Merges / Rebasing safely

There are a few things in git that can cause data loss, and rebase is one of them.

Don’t rebase common history, ever.

There’s a few golden rules for rebasing that I stick by with working in git repositories

  1. Don’t rebase things you’ve pushed into master/develop branches, ever
  2. If you still want to do it, ask yourself why you want to see pain in this world, then still don’t do it

Rebasing feature branches

There is a notable exception, feature branches. Say you’ve branched off master and made a new thing, great. But you started it before a holiday, and you pushed it to keep it safe, fine. Now you want to rebase it - you still don’t rebase common history.

Instead, you take a new branch, a copy of the one you made and pushed, and rebase this instead:

  1. Make a new branch
  2. Rebase these commits
  3. Push the new branch

This way, you are making new commits, and not changing the ones you’ve already pushed. If a co-worker has made updates to your branch (how nice of them!), rebasing that branch could overwrite and lose their work.

So just use a new branch, push that, and you’ll be fine.

Updating feature branches with forced-updates

Say you fetch branches and you see this (forced update)

$ git fetch
remote: Counting objects: 46, done.
remote: Compressing objects: 100% (45/45), done.
remote: Total 46 (delta 28), reused 0 (delta 0)
Unpacking objects: 100% (46/46), done.
From https://bitbucket.org/researchbods-team/security-design
 + a6e9f3e9...c52cbe97 better-docker-dev -> origin/better-docker-dev  (forced update)

This means the references to the better-docker-dev branch on your machine have changed - a push --force has happened on that feature branch.

To reset our local branch to the new origin branch…

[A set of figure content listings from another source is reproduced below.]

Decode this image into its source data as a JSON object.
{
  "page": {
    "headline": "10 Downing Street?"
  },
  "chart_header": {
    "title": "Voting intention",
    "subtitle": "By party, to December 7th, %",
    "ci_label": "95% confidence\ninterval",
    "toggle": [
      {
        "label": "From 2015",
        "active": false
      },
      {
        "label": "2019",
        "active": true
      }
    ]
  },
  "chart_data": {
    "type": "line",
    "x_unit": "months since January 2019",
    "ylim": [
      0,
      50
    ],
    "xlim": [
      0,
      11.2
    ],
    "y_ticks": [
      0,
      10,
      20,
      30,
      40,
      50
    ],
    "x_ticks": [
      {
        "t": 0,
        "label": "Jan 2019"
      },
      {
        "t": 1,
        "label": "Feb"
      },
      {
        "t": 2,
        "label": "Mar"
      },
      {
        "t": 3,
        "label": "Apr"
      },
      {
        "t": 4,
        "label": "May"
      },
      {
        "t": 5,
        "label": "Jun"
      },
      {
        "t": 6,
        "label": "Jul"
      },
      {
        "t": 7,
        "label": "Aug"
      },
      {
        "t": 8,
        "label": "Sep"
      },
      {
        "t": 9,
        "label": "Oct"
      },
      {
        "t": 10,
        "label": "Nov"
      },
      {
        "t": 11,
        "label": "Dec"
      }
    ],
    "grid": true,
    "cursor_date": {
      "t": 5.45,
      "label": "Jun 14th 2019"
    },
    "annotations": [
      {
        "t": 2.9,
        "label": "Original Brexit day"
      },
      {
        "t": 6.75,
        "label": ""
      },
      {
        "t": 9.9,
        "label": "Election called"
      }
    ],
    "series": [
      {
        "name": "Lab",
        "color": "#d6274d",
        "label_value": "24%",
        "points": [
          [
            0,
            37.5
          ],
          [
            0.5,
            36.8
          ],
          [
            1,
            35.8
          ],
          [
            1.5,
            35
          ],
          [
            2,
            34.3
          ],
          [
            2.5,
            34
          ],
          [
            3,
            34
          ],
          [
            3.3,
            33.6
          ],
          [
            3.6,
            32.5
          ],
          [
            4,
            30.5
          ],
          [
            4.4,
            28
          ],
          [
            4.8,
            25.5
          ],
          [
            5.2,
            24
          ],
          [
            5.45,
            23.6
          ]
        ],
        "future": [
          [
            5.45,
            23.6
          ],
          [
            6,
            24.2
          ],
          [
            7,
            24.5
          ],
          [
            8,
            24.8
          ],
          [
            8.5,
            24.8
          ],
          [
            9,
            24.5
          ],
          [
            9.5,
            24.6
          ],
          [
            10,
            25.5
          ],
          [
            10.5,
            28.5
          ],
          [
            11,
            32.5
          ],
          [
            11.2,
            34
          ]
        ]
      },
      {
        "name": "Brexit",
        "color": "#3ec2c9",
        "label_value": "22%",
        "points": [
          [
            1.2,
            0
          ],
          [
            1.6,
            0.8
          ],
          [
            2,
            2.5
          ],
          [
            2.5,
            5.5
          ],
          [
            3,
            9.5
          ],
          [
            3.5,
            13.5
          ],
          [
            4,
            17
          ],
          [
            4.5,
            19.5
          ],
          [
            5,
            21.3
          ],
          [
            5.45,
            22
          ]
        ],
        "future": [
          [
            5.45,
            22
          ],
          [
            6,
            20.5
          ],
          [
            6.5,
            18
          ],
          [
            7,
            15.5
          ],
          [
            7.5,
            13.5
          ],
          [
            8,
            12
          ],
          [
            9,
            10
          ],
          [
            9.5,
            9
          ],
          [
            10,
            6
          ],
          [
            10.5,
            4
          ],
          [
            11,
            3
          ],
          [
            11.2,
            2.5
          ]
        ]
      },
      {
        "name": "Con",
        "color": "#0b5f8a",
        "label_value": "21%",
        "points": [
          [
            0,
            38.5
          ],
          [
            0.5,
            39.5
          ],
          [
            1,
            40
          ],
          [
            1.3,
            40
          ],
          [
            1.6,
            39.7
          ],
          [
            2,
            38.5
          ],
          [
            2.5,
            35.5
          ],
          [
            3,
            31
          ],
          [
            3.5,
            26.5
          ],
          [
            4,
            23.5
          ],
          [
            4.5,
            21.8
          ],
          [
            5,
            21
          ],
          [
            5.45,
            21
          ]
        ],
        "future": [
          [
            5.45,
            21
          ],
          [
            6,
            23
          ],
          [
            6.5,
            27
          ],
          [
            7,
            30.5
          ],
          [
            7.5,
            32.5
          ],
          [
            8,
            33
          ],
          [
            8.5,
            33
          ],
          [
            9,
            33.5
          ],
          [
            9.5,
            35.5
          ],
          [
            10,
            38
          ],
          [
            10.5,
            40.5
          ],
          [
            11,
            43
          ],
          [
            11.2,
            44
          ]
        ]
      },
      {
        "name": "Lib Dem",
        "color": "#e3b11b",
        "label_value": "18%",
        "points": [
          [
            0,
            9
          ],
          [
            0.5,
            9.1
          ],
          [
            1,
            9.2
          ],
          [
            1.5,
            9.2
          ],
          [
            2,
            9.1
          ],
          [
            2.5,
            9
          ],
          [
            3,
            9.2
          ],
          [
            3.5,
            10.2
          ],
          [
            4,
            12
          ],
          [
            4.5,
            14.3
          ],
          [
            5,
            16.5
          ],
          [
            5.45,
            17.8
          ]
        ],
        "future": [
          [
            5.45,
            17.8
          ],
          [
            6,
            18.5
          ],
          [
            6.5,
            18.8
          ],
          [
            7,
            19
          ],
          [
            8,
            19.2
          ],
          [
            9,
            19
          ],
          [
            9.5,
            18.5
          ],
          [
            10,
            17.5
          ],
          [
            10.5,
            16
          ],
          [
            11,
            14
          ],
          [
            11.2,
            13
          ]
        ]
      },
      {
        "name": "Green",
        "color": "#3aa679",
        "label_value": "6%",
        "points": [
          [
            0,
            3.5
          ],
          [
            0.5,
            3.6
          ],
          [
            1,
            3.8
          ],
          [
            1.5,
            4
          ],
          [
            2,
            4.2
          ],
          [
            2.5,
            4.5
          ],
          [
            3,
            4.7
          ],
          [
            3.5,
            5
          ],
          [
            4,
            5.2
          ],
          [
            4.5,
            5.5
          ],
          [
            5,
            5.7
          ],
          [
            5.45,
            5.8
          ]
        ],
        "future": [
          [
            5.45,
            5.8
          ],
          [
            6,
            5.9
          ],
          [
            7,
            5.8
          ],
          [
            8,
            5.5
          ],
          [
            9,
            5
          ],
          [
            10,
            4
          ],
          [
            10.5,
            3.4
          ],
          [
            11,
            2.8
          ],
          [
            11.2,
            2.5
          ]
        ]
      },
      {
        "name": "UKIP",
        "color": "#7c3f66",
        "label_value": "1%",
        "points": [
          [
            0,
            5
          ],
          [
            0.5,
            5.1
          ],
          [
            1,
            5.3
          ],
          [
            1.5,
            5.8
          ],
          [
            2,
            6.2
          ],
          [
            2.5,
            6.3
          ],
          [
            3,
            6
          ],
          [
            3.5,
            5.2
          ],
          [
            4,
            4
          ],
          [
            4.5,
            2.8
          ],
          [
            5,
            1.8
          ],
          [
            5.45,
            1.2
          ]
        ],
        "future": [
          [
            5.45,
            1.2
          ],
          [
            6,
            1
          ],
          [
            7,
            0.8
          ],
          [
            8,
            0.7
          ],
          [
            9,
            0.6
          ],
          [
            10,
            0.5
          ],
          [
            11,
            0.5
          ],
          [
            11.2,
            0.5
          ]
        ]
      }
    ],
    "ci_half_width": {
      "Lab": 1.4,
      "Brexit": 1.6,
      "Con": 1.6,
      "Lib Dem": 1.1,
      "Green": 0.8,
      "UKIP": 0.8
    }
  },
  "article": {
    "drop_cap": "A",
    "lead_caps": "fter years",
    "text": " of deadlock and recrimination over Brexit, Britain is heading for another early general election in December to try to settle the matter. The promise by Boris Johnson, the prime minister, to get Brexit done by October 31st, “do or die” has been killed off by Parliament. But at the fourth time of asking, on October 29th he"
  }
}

git checkout better-docker-dev git reset --hard origin/better-docker-dev

And you’ll be with the cool kids, up-to-date with the latest changes.


--force-with-lease

Even if you ignore all these warnings and still want to create havoc for your friends and loved ones, please use --force-with-lease and not just git push --force… the ‘-with-lease’ bit makes sure that if any references have changed since the last fetch, it won’t go through with the force push.